Quanto conosciamo davvero le persone che ci sono più vicine può rivelarsi un interrogativo non propriamente scontato. Come ci mostra questo intenso thriller psicologico arrivato a fine luglio 2026 su Netflix, un’opera che intreccia dramma familiare, mistero e tensione emotiva. Attraverso una storia fatta di dubbi, ricordi e verità mai del tutto svelate, ti accompagna in un viaggio dove ogni certezza sembra destinata a crollare.
È diretto da Roger Gual, regista spagnolo noto per la sua attenzione ai personaggi e alle dinamiche psicologiche, che in questa pellicola sceglie una messa in scena essenziale, puntando sull’atmosfera e sulla tensione narrativa piuttosto che su effetti spettacolari, per immergerti in un’indagine profondamente emotiva.

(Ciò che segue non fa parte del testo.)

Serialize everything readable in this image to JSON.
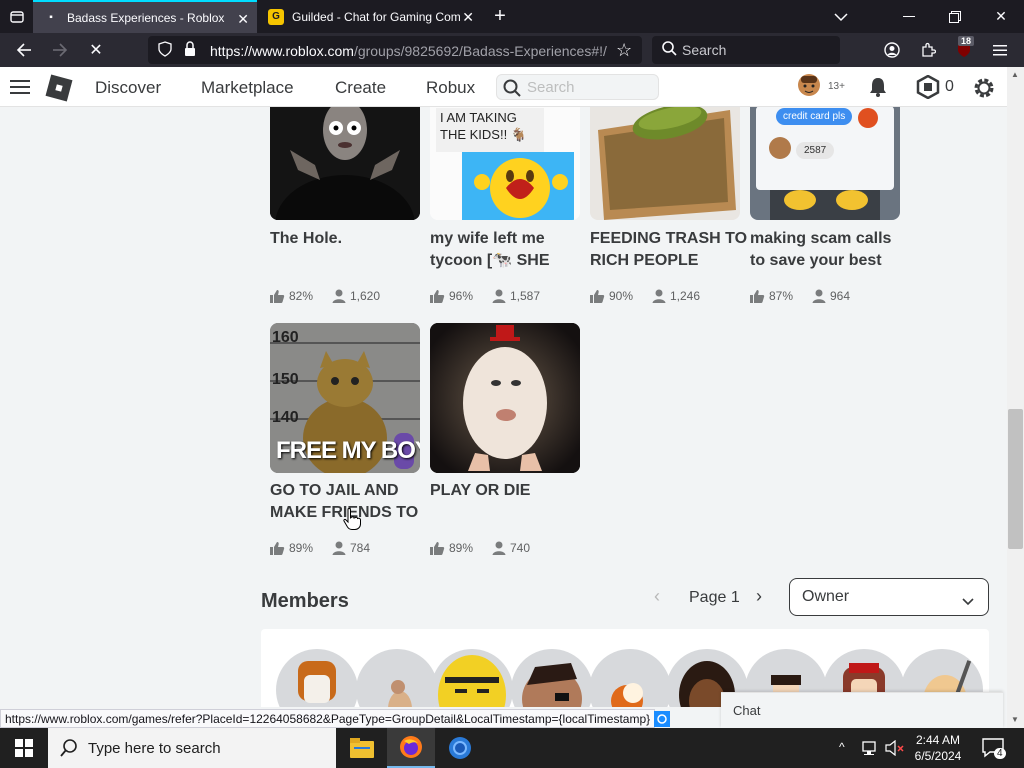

La produzione ha scelto ambientazioni molto diverse tra loro per valorizzare il racconto. Le riprese si sono svolte tra le Asturie, Madrid e Berlino, location che contribuiscono a creare un forte contrasto visivo tra i ricordi del passato e il presente della protagonista.
Distribuito dalla piattaforma di streaming statunitense, parliamo di “Los Creyentes – Oltre la verità” (“The Truthers”), entrando a far parte del più recente catalogo internazionale dedicato alle produzioni europee. La protagonista della trama è Ruth, interpretata da Stéphanie Magnin, una donna costretta a fare ritorno nella propria città natale dopo l’improvvisa morte della madre.

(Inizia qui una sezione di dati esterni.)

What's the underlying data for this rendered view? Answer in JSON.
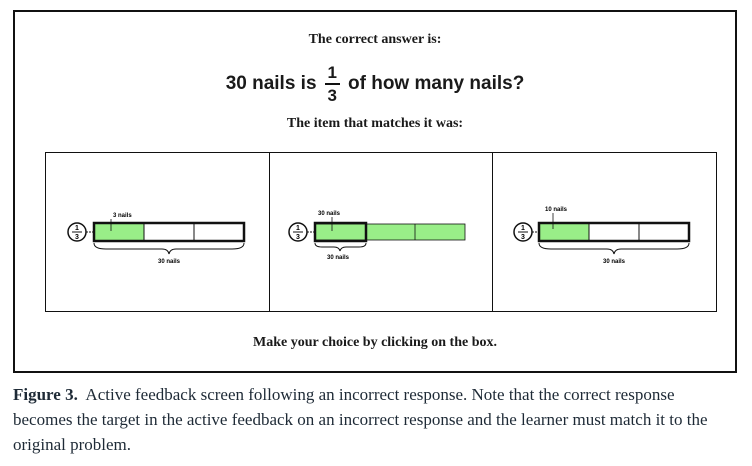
{
  "screen": {
    "correct_heading": "The correct answer is:",
    "question": {
      "prefix": "30 nails is",
      "numerator": "1",
      "denominator": "3",
      "suffix": "of how many nails?"
    },
    "match_heading": "The item that matches it was:",
    "instruction": "Make your choice by clicking on the box."
  },
  "choices": [
    {
      "top_label": "3 nails",
      "bottom_label": "30 nails",
      "circle_num": "1",
      "circle_den": "3"
    },
    {
      "top_label": "30 nails",
      "bottom_label": "30 nails",
      "circle_num": "1",
      "circle_den": "3"
    },
    {
      "top_label": "10 nails",
      "bottom_label": "30 nails",
      "circle_num": "1",
      "circle_den": "3"
    }
  ],
  "colors": {
    "fill_green": "#99ee88",
    "outline": "#111111"
  },
  "caption": {
    "label": "Figure 3.",
    "text": "Active feedback screen following an incorrect response. Note that the correct response becomes the target in the active feedback on an incorrect response and the learner must match it to the original problem."
  }
}
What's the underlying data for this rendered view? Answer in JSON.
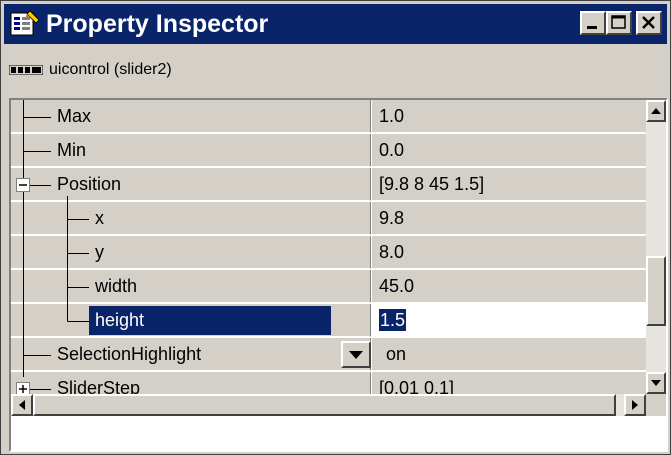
{
  "window": {
    "title": "Property Inspector",
    "object_label": "uicontrol (slider2)"
  },
  "properties": [
    {
      "name": "Max",
      "value": "1.0"
    },
    {
      "name": "Min",
      "value": "0.0"
    },
    {
      "name": "Position",
      "value": "[9.8 8 45 1.5]",
      "expander": "collapse"
    },
    {
      "name": "x",
      "value": "9.8"
    },
    {
      "name": "y",
      "value": "8.0"
    },
    {
      "name": "width",
      "value": "45.0"
    },
    {
      "name": "height",
      "value": "1.5",
      "selected": true,
      "editing": true
    },
    {
      "name": "SelectionHighlight",
      "value": "on",
      "dropdown": true
    },
    {
      "name": "SliderStep",
      "value": "[0.01 0.1]",
      "expander": "expand"
    }
  ],
  "colors": {
    "title_bar": "#0a246a",
    "selection": "#0a246a",
    "face": "#d4d0c8"
  }
}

Quello che avrebbe dovuto essere un viaggio per affrontare il lutto e partecipare ai funerali si trasforma ben presto in un percorso molto più complesso, segnato da interrogativi irrisolti e da un passato che torna a reclamare risposte. Rientrata a casa, la donna ritrova il padre, interpretato dal noto attore spagnolo José Coronado, con il quale il rapporto è ormai distante e segnato da anni di incomprensioni.

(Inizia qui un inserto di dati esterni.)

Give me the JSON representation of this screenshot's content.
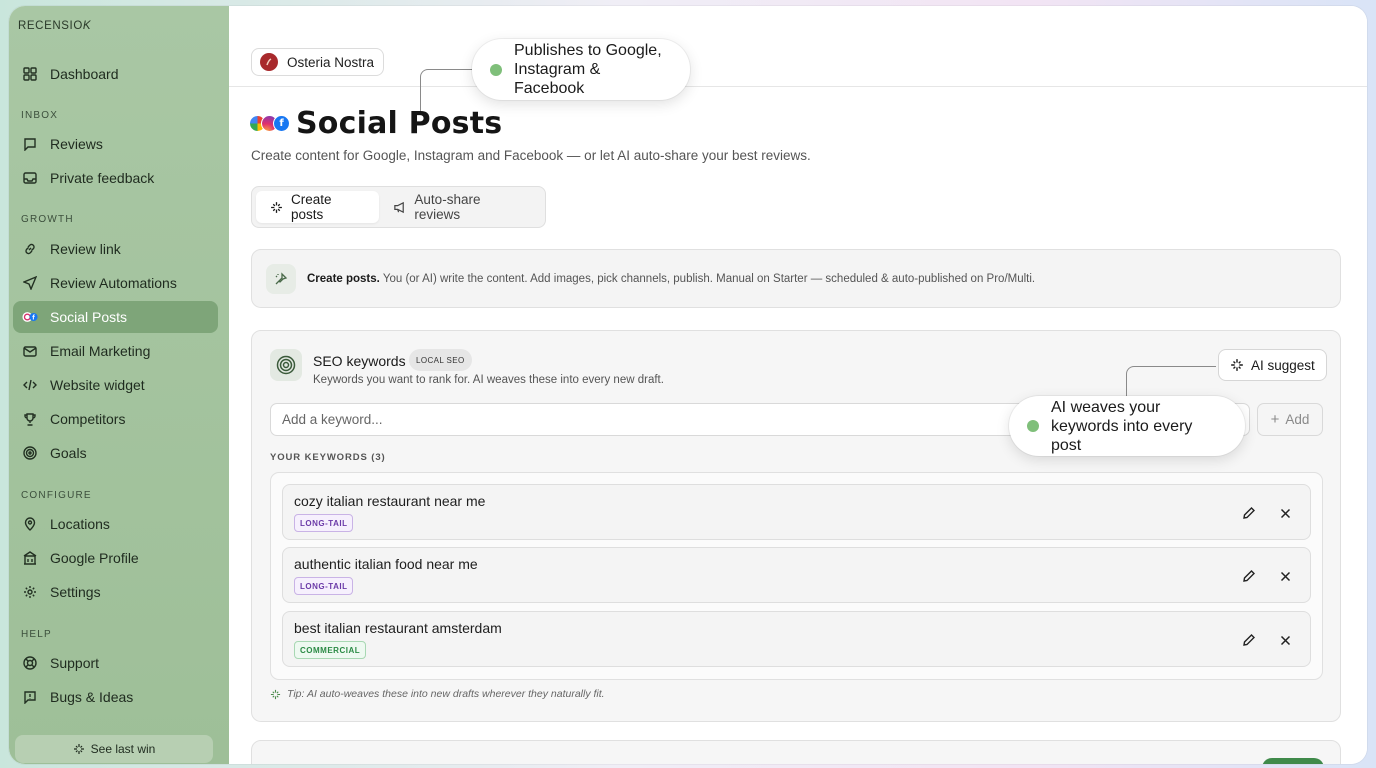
{
  "brand": "RECENSIO",
  "sidebar": {
    "items": [
      {
        "label": "Dashboard",
        "icon": "grid-icon"
      },
      {
        "label": "Reviews",
        "icon": "message-icon"
      },
      {
        "label": "Private feedback",
        "icon": "inbox-icon"
      },
      {
        "label": "Review link",
        "icon": "link-icon"
      },
      {
        "label": "Review Automations",
        "icon": "send-icon"
      },
      {
        "label": "Social Posts",
        "icon": "social-icon"
      },
      {
        "label": "Email Marketing",
        "icon": "mail-icon"
      },
      {
        "label": "Website widget",
        "icon": "code-icon"
      },
      {
        "label": "Competitors",
        "icon": "trophy-icon"
      },
      {
        "label": "Goals",
        "icon": "target-icon"
      },
      {
        "label": "Locations",
        "icon": "pin-icon"
      },
      {
        "label": "Google Profile",
        "icon": "building-icon"
      },
      {
        "label": "Settings",
        "icon": "gear-icon"
      },
      {
        "label": "Support",
        "icon": "lifebuoy-icon"
      },
      {
        "label": "Bugs & Ideas",
        "icon": "bug-icon"
      }
    ],
    "sections": {
      "inbox": "INBOX",
      "growth": "GROWTH",
      "configure": "CONFIGURE",
      "help": "HELP"
    },
    "last_win": "See last win"
  },
  "location": {
    "name": "Osteria Nostra"
  },
  "callouts": {
    "publish": "Publishes to Google, Instagram & Facebook",
    "keywords": "AI weaves your keywords into every post"
  },
  "page": {
    "title": "Social Posts",
    "subtitle": "Create content for Google, Instagram and Facebook — or let AI auto-share your best reviews."
  },
  "tabs": [
    {
      "label": "Create posts",
      "icon": "sparkle-icon"
    },
    {
      "label": "Auto-share reviews",
      "icon": "megaphone-icon"
    }
  ],
  "info": {
    "title": "Create posts.",
    "text": "You (or AI) write the content. Add images, pick channels, publish. Manual on Starter — scheduled & auto-published on Pro/Multi."
  },
  "seo": {
    "title": "SEO keywords",
    "badge": "LOCAL SEO",
    "description": "Keywords you want to rank for. AI weaves these into every new draft.",
    "ai_suggest": "AI suggest",
    "input_placeholder": "Add a keyword...",
    "add_label": "Add",
    "list_header": "YOUR KEYWORDS (3)",
    "keywords": [
      {
        "text": "cozy italian restaurant near me",
        "tag": "LONG-TAIL"
      },
      {
        "text": "authentic italian food near me",
        "tag": "LONG-TAIL"
      },
      {
        "text": "best italian restaurant amsterdam",
        "tag": "COMMERCIAL"
      }
    ],
    "tip": "Tip: AI auto-weaves these into new drafts wherever they naturally fit."
  },
  "colors": {
    "sidebar_bg": "#a9c7a4",
    "active_item": "#7ea579",
    "callout_dot": "#7fbf7a",
    "tag_long_tail": "#6b3aa8",
    "tag_commercial": "#2b8a45"
  }
}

L’uomo racconta la propria versione degli eventi che hanno preceduto la morte della moglie, ma alcuni dettagli del suo comportamento appaiono fin da subito contraddittori e alimentano nella figlia un crescente senso di diffidenza. Determinata a capire cosa sia realmente accaduto, Ruth inizia a ricostruire gli ultimi giorni della madre, confrontandosi con ricordi, testimonianze e persone che hanno fatto parte della vita della sua famiglia.
Più la ricerca procede, più emergono segreti rimasti nascosti per anni, capaci di mettere in discussione l’immagine che la protagonista aveva costruito dei propri genitori. Tra sospetti, tensioni e continui colpi di scena, il confine tra verità e menzogna diventa sempre più sottile. Ruth si trova così ad affrontare non solo il dolore della perdita, ma anche il peso di rivelazioni che rischiano di cambiare per sempre il suo modo di vedere il passato e i legami familiari.
Il film costruisce quindi la suspense attraverso una narrazione progressiva, in cui ogni nuova scoperta modifica la prospettiva di chi guarda fino all’epilogo finale. Quest’opera unisce elementi di thriller psicologico e dramma familiare, costruendo la tensione attraverso i rapporti tra i personaggi più che tramite l’azione.
Su Netflix, questo thriller è una scelta interessante per chi ama le storie ricche di suspense e mistero psicologico. Il racconto, costruito attorno a una famiglia segnata da segreti e verità nascoste, mantiene alta la tensione fino all’ultima scena, invitando lo spettatore a interrogarsi su quanto sia difficile distinguere i fatti dalle convinzioni personali. Grazie a una regia misurata, a un’atmosfera inquieta e a una narrazione ricca di sfumature emotive, il film si rivela così una visione coinvolgente per gli appassionati del genere.